Oretrocesso no dossiê do novo aeroporto de Lisboa, com a hipótese Montijo aparentemente a cair por terra, é só mais um episódio numa telenovela que começou na década de 1960, então com a Ota como pano de fundo. Desde então, têm-se sucedido os momentos mais ou menos rocambolescos, entre avanços decididos para Alcochete e recuos estratégicos para a terra de ninguém, numa trama que teima em não querer sair da casa de partida.
O que sobressai desta sucessão de indecisões é que, em todos os momentos, e perante todas as hipóteses, foram realizados estudos aprofundados e emitidos pareceres técnicos e científicos, muitos de grande qualidade, abrangendo temas como o impacto ambiental, o tráfego aéreo, as infraestruturas e a mobilidade.

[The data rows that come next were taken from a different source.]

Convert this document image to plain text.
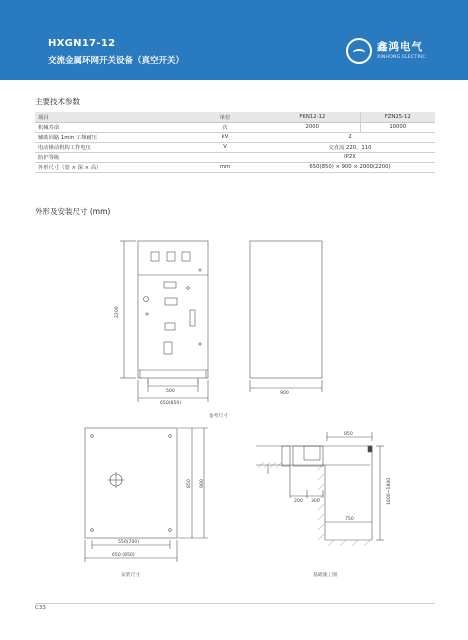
HXGN17-12
交流金属环网开关设备（真空开关）
鑫鸿电气
XINHONG ELECTRIC
主要技术参数
项目	单位	FKN12-12	FZN25-12
机械寿命	次	2000	10000
辅助回路 1min 工频耐压	kV	2	
电动操动机构工作电压	V	交直流 220、110	
防护等级		IP2X	
外形尺寸（宽 × 深 × 高）	mm	650(850) × 900 × 2000(2200)	
外形及安装尺寸 (mm)
2200
500
650(850)
900
850 900
550(700)
650 (850)
850
200 300
750
1600~1800
参考尺寸
安装尺寸	基础施工图
C33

O que nunca aconteceu, com consequências em termos de investimentos desperdiçados, foi o momento em que alguém fizesse a síntese de todos esses dados e emitisse uma recomendação definitiva, capaz de vincular as partes e pôr fim ao ruído político, nacional e local, em torno de um projeto estruturante.

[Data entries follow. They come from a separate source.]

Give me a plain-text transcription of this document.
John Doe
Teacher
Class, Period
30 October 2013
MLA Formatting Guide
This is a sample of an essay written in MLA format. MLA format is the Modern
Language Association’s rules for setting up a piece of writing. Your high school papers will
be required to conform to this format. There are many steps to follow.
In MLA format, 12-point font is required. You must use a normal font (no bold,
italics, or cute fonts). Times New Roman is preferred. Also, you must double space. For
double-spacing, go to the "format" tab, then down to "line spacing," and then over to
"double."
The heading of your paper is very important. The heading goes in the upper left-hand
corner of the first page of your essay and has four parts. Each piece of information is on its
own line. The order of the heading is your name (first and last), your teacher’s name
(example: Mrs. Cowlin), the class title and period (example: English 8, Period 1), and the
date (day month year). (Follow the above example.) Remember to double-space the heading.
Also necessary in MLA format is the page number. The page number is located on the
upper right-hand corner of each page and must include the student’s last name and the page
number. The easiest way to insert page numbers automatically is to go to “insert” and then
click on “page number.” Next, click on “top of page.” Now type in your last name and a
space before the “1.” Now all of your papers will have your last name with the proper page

O aconselhamento científico é, cada vez mais, fundamental para os decisores políticos. E Portugal, talvez como nunca, conta hoje com especialistas altamente competentes nas diferentes áreas do conhecimento. Também conta com muitas estruturas, públicas e privadas, com ampla experiência e capacidade para a realização de estudos e a produção de recomendações. O que ainda não tem é esta cultura de levar as diferentes reflexões até a uma síntese final.
Não faltam outros exemplos dessa lacuna. Basta pensarmos na gestão da pandemia de covid-19 e no facto de o próprio primeiro-ministro ter assumido, quando os casos começaram a disparar no início do ano e foi tomada a decisão de voltar a confinar, que o governo tinha vindo a receber recomendações contraditórias a esse respeito.

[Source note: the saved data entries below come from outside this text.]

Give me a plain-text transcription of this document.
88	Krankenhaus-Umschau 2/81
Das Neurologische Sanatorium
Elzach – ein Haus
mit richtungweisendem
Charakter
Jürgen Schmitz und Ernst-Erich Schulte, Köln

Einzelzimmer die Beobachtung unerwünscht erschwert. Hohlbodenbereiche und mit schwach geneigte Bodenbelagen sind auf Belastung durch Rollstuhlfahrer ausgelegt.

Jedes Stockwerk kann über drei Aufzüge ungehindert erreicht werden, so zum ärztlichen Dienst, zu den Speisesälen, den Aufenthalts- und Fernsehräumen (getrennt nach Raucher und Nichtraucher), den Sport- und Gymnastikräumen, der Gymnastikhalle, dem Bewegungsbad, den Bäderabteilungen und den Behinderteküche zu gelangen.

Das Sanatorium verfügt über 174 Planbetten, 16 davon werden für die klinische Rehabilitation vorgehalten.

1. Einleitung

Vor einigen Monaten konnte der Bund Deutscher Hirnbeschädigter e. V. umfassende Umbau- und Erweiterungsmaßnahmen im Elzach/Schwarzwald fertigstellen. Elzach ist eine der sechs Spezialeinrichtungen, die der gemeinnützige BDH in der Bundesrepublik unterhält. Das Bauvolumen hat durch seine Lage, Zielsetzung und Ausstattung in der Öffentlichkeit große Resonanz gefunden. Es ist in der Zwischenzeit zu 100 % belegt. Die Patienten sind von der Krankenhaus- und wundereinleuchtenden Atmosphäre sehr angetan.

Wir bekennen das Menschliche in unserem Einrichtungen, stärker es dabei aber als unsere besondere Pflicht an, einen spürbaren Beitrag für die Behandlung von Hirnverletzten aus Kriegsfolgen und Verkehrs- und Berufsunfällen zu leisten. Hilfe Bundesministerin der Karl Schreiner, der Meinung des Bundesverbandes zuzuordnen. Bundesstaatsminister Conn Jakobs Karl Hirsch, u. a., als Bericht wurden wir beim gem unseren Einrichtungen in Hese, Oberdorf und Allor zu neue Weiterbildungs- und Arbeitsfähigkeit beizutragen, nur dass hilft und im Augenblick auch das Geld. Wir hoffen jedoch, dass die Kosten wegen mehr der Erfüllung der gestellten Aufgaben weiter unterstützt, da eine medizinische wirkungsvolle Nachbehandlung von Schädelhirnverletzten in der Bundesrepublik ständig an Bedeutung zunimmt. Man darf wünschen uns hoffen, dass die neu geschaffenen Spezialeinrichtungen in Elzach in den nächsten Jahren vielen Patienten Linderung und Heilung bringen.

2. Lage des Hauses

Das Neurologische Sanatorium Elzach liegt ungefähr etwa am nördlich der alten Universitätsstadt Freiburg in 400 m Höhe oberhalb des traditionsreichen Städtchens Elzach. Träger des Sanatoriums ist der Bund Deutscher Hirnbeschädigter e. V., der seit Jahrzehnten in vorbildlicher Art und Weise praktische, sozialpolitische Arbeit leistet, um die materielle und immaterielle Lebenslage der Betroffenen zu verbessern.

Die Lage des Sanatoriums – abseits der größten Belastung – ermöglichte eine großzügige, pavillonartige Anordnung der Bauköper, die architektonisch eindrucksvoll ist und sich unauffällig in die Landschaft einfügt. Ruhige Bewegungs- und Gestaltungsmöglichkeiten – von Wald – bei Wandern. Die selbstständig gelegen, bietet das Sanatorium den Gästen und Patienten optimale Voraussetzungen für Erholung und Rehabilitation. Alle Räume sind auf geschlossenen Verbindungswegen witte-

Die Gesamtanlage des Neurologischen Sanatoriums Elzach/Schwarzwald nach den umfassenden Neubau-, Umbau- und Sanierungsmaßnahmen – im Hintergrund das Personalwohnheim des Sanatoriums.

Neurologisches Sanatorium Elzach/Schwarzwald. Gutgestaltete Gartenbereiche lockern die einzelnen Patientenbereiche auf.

A existência de massa crítica, de diferentes perspetivas sobre um mesmo desafio, é uma vantagem. Mas depois é preciso que as partes se reúnam, discutam e se chegue a conclusões, fazendo uma síntese em que se identificam as lacunas existentes e se quantificam as incertezas.
É isso que sucede, por exemplo, na Nova Zelândia, um país mundialmente conhecido pela importância que os seus líderes políticos atribuem ao aconselhamento científico. E os benefícios dessa cultura veem-se não apenas na forma exemplar como esse país conseguiu conter o coronavírus, mas num conjunto de medidas estruturantes que lhe trouxeram progresso económico e social.
Não estamos a falar de uma tecnocracia. A palavra final continua a ser dos decisores políticos, que têm de ponderar outros planos, como o ético e o económico. A diferença substancial é que decidem melhor informados - com a confiança de contarem com as opiniões definitivas dos melhores especialistas - e, por isso, cometem menos erros.
Nesta quinta-feira, terei a oportunidade de intervir num debate promovido pela Embaixada do Reino Unido e pela Universidade de Lisboa, cujo tema é precisamente: "Ciência para as políticas: o que significa?" Uma resposta simplista a essa pergunta poderia ser: "Segurança e confiança."
Portugal precisa de ambas. Mais do que debatermos os prós e contras de Alcochete ou do Montijo, deveríamos perguntar-nos como é possível estarmos há mais de 50 anos a discutir onde vamos construir um aeroporto. E retirar daí as devidas ilações.